Comme toujours, Vincenzo Visco offre des stimuli intéressants dans son récent article sur Sun Heures 24 sur les brevets. A cet égard, je ferais remarquer que :
- je ne pense pas les gros déséquilibres produits dans les économies des pays avancés à partir de la mondialisation peut être entièrement chargé à systèmes de protection des brevets; beaucoup plus important était l'effet de pouvoir contourner les règles sociales, salariales et environnementales, et surtout de réduire les charges fiscales.
- Comme tous les systèmes, la protection des brevets est vieillissante et devrait être rangée; certes, on a trop cédé aux lobbies, allongeant les durées de protection des améliorations de procédés (ex : classiques : algorithmes) qui ne devraient pas être couvertes par la protection par brevet. Mais qu'un système de protection des innovations soit utile, il me semble que personne ne le conteste, ces améliorations de produits qui nécessitent des investissements élevés avec des rendements incertains et lointains dans le temps en souffriraient.
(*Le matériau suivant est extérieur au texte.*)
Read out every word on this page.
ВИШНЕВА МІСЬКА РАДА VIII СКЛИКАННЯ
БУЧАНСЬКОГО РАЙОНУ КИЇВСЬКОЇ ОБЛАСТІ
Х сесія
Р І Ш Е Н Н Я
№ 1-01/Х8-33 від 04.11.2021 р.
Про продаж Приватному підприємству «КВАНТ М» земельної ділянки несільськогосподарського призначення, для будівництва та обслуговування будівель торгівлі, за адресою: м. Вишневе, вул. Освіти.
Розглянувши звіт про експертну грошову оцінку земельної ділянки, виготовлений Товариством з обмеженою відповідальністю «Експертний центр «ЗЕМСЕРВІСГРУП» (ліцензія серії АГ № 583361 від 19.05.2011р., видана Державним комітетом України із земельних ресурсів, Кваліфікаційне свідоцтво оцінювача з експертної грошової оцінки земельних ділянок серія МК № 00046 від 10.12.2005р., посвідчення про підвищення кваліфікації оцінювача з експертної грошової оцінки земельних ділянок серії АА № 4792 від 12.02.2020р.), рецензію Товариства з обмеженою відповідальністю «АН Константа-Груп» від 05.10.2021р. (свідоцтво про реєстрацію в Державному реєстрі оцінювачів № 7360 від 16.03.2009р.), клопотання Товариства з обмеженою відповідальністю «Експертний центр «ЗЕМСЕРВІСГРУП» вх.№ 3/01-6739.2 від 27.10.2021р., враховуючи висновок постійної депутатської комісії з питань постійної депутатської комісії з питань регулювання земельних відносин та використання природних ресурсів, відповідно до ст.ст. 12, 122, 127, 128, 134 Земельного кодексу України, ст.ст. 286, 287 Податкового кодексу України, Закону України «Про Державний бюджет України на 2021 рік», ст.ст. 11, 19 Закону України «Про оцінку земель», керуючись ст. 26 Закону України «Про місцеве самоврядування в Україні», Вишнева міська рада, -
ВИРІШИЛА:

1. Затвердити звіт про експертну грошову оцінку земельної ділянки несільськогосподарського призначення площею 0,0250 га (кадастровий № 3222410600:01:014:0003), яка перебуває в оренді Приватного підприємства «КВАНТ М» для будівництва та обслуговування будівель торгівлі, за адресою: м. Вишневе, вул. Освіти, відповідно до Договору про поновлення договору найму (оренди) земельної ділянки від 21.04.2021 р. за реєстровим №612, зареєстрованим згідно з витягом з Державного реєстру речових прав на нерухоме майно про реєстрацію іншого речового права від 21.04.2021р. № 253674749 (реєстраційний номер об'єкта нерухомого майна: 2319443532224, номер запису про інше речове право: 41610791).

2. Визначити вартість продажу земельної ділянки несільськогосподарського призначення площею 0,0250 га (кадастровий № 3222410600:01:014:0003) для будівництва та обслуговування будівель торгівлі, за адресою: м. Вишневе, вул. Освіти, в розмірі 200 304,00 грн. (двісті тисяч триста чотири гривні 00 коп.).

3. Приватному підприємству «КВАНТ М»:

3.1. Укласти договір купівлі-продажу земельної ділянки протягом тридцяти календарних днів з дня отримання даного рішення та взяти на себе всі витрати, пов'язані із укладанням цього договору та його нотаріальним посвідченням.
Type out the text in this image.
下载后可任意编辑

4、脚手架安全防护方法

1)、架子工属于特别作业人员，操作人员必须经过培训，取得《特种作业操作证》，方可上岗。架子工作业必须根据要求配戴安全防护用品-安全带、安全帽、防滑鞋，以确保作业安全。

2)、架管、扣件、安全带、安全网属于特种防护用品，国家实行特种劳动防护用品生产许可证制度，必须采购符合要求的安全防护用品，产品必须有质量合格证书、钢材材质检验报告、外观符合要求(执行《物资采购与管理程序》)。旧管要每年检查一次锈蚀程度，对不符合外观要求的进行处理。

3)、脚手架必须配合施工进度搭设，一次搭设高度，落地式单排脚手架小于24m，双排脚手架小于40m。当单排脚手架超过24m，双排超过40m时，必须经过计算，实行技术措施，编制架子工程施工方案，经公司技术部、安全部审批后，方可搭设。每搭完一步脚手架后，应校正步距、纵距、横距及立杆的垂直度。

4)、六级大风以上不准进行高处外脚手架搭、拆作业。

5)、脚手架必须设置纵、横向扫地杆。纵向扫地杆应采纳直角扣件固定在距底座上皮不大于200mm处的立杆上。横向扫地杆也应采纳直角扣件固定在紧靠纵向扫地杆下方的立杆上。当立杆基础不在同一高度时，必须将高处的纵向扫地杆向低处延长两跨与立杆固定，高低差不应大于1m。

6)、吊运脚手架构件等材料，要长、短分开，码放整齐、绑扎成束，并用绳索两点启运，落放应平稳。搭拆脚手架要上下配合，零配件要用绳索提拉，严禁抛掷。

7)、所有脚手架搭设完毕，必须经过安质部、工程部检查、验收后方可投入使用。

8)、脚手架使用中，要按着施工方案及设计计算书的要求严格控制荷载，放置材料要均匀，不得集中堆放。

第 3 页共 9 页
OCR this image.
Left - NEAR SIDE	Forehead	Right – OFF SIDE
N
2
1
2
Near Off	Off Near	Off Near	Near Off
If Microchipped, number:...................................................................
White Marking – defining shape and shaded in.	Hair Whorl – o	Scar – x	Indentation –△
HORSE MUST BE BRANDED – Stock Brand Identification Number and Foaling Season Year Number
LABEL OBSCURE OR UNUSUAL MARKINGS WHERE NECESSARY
- L'idée de Mazzucato selon laquelle les brevets protègent principalement des inventions financées par des fonds publics il me semble mal fondé. Les trajectoires innovantes dans les technologies de l'information et de l'électronique étaient complètement imprévisibles sur la base des programmes d'investissement publics initiaux. Si ces développements ont eu lieu à l'USAAA et non dans l'UE, il faut plutôt se demander pourquoi il y a là un terreau fertile pour le développement de technologies issues de la recherche fondamentale, et ici, il n'y en a pas. Si aujourd'hui nombre de ces marchés sont devenus des sources de rentes injustifiées, le régulateur public peut intervenir et briser les monopoles ou augmenter les impôts. La récente proposition de Biden sur l'impôt minimum sur les sociétés ouvre la voie dans cette direction, notamment par le biais de nouveaux accords internationaux.
- Je suis d'accord avec les deux premiers critères indiqués par Visco pour la révision du système des brevets (qui, d'ailleurs, ne peut provenir que des USA et de l'UE, les pays européens individuels n'y arriveraient pas). Réticent toutefois à accepter que la révision du système puisse reposer sur la protection d'une notion de profit normal, décidée ex-ante par le régulateur public. Entre autres choses, le retour sur innovation est précisément lié au degré de risque de l'investissement, qui n'est pas facile à évaluer ex-ante. Cependant, le régulateur peut intervenir ex post pour corriger toute distorsion évidente.
- Big Pharma est l'industrie la plus détestée du système capitaliste – mais a pu trouver le vaccin anti-Covid en moins d'un an. Et cela continue à résoudre des problèmes que, à mon avis, la recherche publique ne pourrait pas résoudre, en poursuivant le profit. Bien sûr, s'il n'est pas correctement régulé et stimulé, il n'investirait pas dans le traitement des maladies rares. Bien sûr, il a fallu l'infléchir par des interventions publiques pour approvisionner les pays les plus pauvres en médicaments anti-sida, mais finalement les outils ont été trouvés.
- Il ne faut pas non plus oublier que dans une grande partie de l'Europe le plus gros acheteur de médicaments est le secteur public (les systèmes nationaux de santé) - la source de nombreuses distorsions et probablement pas peu de corruption. Ce pouvoir peut être mieux utilisé.
- Le refus de payer un prix adéquat et de s'engager à acheter quantités prédéfinies explique en grande partie les difficultés d'approvisionnement en vaccins de l'UE - comme LBS l'explique à nouveau très bien sur Corsera. Les pays anglo-saxons ont perdu plus de risque, payant des prix plus élevés, et disposent désormais de vaccins. AstraZeneca ne s'est pas couverte de gloire, mais elle a probablement tenté d'exploiter l'option d'achat en sa faveur "parce que c'est une entreprise européenne" - les protections finissent presque toujours mal. Dans tous les cas, de bonnes opportunités de profit produisent un flot de nouveaux vaccins, aidant à contenir les bénéfices supplémentaires des premiers utilisateurs.
En bref, avec tous ses défauts le capitalisme n'est pas mauvais, car il peut résoudre très efficacement des problèmes de coordination complexes. Lorsqu'il se comporte mal, les gouvernements peuvent intervenir et le corriger. Les brevets sont un élément indispensable des incitations à innover, même si le système est devenu trop protecteur.